(March 21st to April 19th)
Stop thinking it’s cute to be flighty and noncommittal all the time. You can still be a spontaneous and adventurous person while also being a responsible, dependable, and loyal person and friend.
(April 20th to May 21st)
Stop secretly holding people’s past mistakes and screwups against them. You’re allowed to hold people to a high standard and to expect to be treated with decency and respect, but you’re not allowed to constantly bring up friends’ or partners’ past wrongdoings over and over again after they’ve already apologized and rectified their mistakes.
(May 22nd to June 21st)
Stop obsessing so, so, so much about what everyone else thinks about you – because to be honest, people are too busy to spend that much time thinking about you. It’s okay that sometimes you’re insecure and self-conscious; we all are. But if you continue to worry about what other people think every time you make even the tiniest decision, you’re going to live a life that only becomes more and more miserable.
(June 22nd to July 22nd)
Stop clinging onto people who only hurt you and take you for granted and cause you pain over and over again. There’s a difference between being loyal and loving to those who need you during low times, and being overly forgiving to people who have hurt you so many times that they absolutely don’t deserve to be in your life anymore.

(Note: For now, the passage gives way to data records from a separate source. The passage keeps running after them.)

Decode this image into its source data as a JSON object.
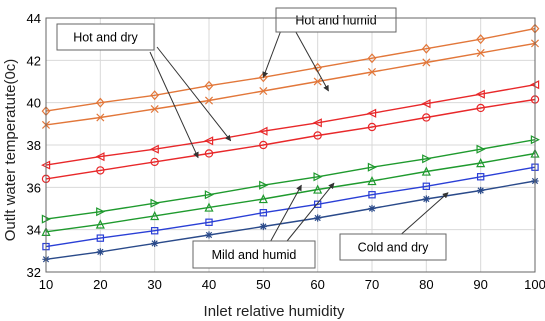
{
  "chart_data": {
    "type": "line",
    "xlabel": "Inlet relative humidity",
    "ylabel": "Outlt water temperatute(0c)",
    "xlim": [
      10,
      100
    ],
    "ylim": [
      32,
      44
    ],
    "x_ticks": [
      "10",
      "20",
      "30",
      "40",
      "50",
      "60",
      "70",
      "80",
      "90",
      "100"
    ],
    "y_ticks": [
      "32",
      "34",
      "36",
      "38",
      "40",
      "42",
      "44"
    ],
    "grid": true,
    "x": [
      10,
      20,
      30,
      40,
      50,
      60,
      70,
      80,
      90,
      100
    ],
    "series": [
      {
        "color": "#e2773a",
        "marker": "diamond",
        "values": [
          39.6,
          40.0,
          40.35,
          40.8,
          41.2,
          41.65,
          42.1,
          42.55,
          43.0,
          43.5
        ]
      },
      {
        "color": "#e2773a",
        "marker": "x",
        "values": [
          38.95,
          39.3,
          39.7,
          40.1,
          40.55,
          41.0,
          41.45,
          41.9,
          42.35,
          42.8
        ]
      },
      {
        "color": "#e8282a",
        "marker": "triangle-left",
        "values": [
          37.05,
          37.45,
          37.8,
          38.2,
          38.65,
          39.05,
          39.5,
          39.95,
          40.4,
          40.85
        ]
      },
      {
        "color": "#e8282a",
        "marker": "circle",
        "values": [
          36.4,
          36.8,
          37.2,
          37.6,
          38.0,
          38.45,
          38.85,
          39.3,
          39.75,
          40.15
        ]
      },
      {
        "color": "#1f9a2e",
        "marker": "triangle-right",
        "values": [
          34.5,
          34.85,
          35.25,
          35.65,
          36.1,
          36.5,
          36.95,
          37.35,
          37.8,
          38.25
        ]
      },
      {
        "color": "#1f9a2e",
        "marker": "triangle-up",
        "values": [
          33.9,
          34.25,
          34.65,
          35.05,
          35.45,
          35.9,
          36.3,
          36.75,
          37.15,
          37.6
        ]
      },
      {
        "color": "#2a3fd6",
        "marker": "square",
        "values": [
          33.2,
          33.6,
          33.95,
          34.35,
          34.8,
          35.2,
          35.65,
          36.05,
          36.5,
          36.95
        ]
      },
      {
        "color": "#2a4a8a",
        "marker": "star",
        "values": [
          32.6,
          32.95,
          33.35,
          33.75,
          34.15,
          34.55,
          35.0,
          35.45,
          35.85,
          36.3
        ]
      }
    ],
    "annotations": [
      {
        "text": "Hot and humid"
      },
      {
        "text": "Hot and dry"
      },
      {
        "text": "Mild and humid"
      },
      {
        "text": "Cold and dry"
      }
    ]
  }
}
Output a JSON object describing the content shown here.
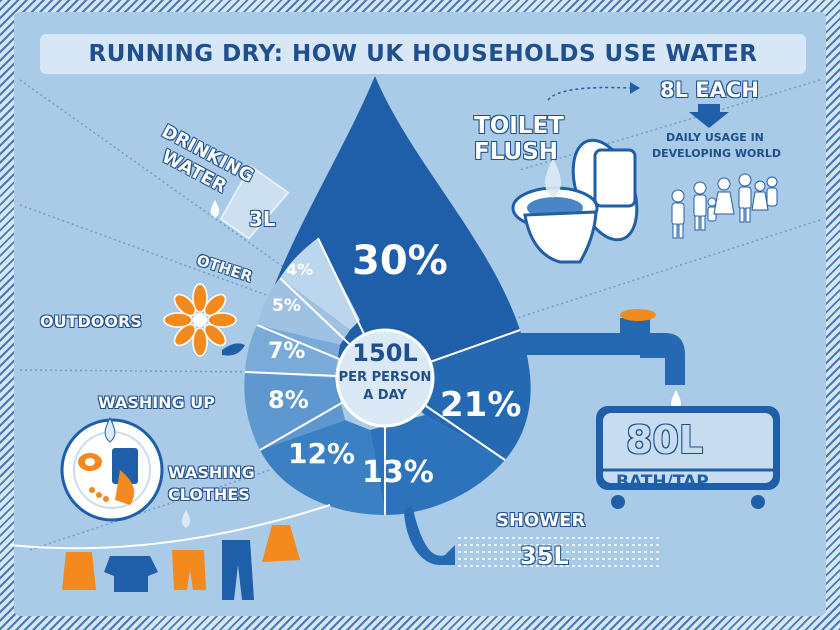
{
  "title": "RUNNING DRY: HOW UK HOUSEHOLDS USE WATER",
  "center": {
    "amount": "150L",
    "line1": "PER PERSON",
    "line2": "A DAY"
  },
  "segments": {
    "toilet": "30%",
    "bath_tap": "21%",
    "shower": "13%",
    "washing_clothes": "12%",
    "washing_up": "8%",
    "outdoors": "7%",
    "other": "5%",
    "drinking": "4%"
  },
  "labels": {
    "toilet_line1": "TOILET",
    "toilet_line2": "FLUSH",
    "drinking_line1": "DRINKING",
    "drinking_line2": "WATER",
    "drinking_amount": "3L",
    "other": "OTHER",
    "outdoors": "OUTDOORS",
    "washing_up": "WASHING UP",
    "washing_clothes_line1": "WASHING",
    "washing_clothes_line2": "CLOTHES",
    "shower": "SHOWER",
    "shower_amount": "35L",
    "bath_amount": "80L",
    "bath_label": "BATH/TAP",
    "each_amount": "8L EACH",
    "developing_line1": "DAILY USAGE IN",
    "developing_line2": "DEVELOPING WORLD"
  },
  "colors": {
    "dark_blue": "#1f5ea8",
    "mid_blue": "#2f71b8",
    "light_blue": "#c7dcef",
    "orange": "#f28a1e",
    "background": "#a9cbe8"
  }
}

(July 23rd to August 22nd)
Stop assuming that you always have the best idea or the best way of doing things. You’re allowed to be proud of and confident in your creativity and your work ethic, but you’re not allowed to act like you should always have the final say in anything and everything.

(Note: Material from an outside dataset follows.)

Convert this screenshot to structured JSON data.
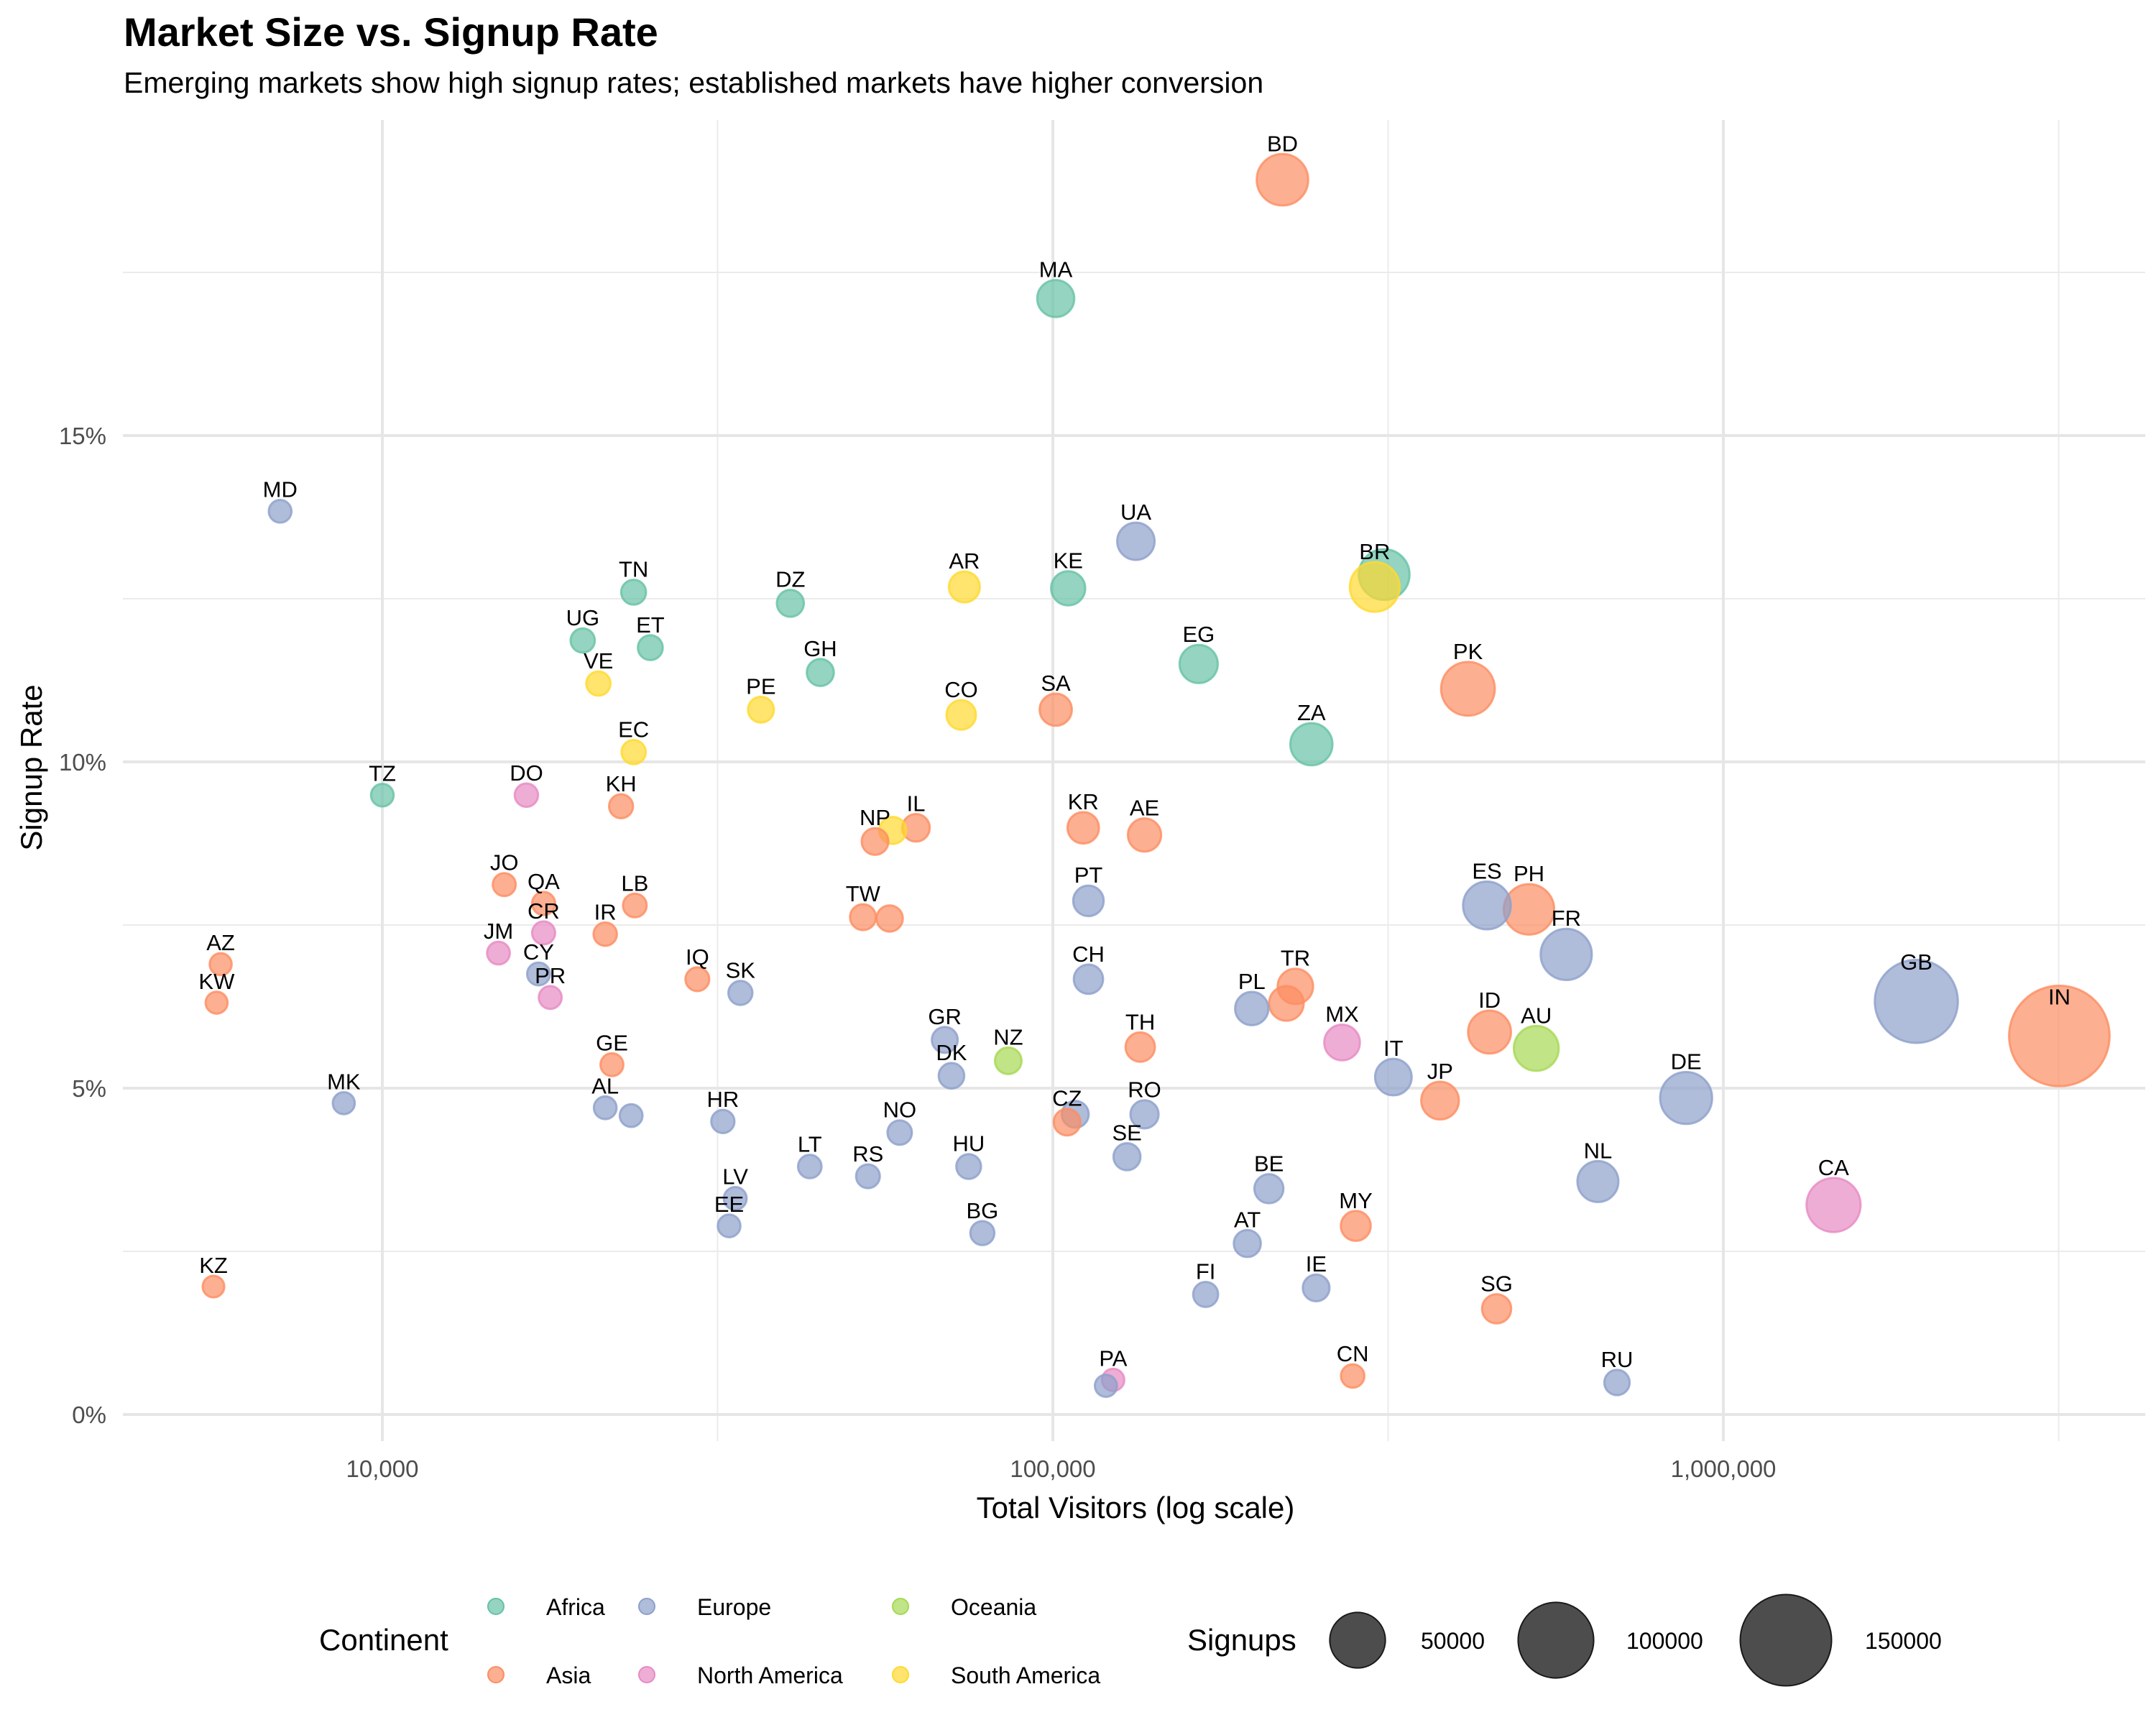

(August 23rd to September 22nd)
Stop trying to find problems where there are none. Your intellectual and analytical side can be an incredible asset but can also get you into trouble – you should always challenge yourself to try harder and think harder and grow more, but you should never live a life in which you only tell yourself that you’re not good enough and that you’ll never be good enough.
(September 23rd to October 22nd)
Stop confusing popularity with true belonging. You’ll always be someone who has a ton of friends and who is easily loved by most people you meet, but you need to make sure you’re putting time, effort, and love into the relationships and friendships that truly mean the most to you, with the people who are always there for you no matter what – instead of worrying about trying to be buddy-buddy with people who you won’t even be thinking about in six months from now.
(October 23rd to November 22nd)
Stop keeping things from the people who actually want to help you and be there for you. There is nothing honorable about trying to live your life separated and sectioned off from your loved ones. So continue being the determined force that you are, but stop convincing yourself that you have to make it through the hard moments (and the good moments) on your own.
(November 23rd to December 21st)
Stop assuming that everything will take care of itself. You should continue to be the bright, optimistic, and positive-thinking person that you are, but that doesn’t mean that you should just be passive about your life and assume that things will always come to you, instead of trying to make things happen on your own.
(December 22nd to January 20th)
Stop trying to ‘protect’ yourself by being fatalistic and always assuming the worst. You’re not doing your love life or your career or any part of your personal life any good by just assuming you won’t get that promotion or you won’t meet the love of your life – that’s only going to keep you trapped in a well of negative thinking in which you never go anywhere.
(January 21st to February 18th)
Stop convincing yourself that being emotionally detached is the equivalent of being safe and happy – because it’s actually the opposite. Being emotionally vulnerable in front of another person is scary, but it’s the only way you’ll ever truly experience real love.
(February 19th to March 20th)
Stop allowing other people’s opinions to dictate how you feel about yourself and your life. It’s time to stop asking permission to do what you want or to think how you want to think – if you want to be happy, you need to start deciding things and making choices for yourself.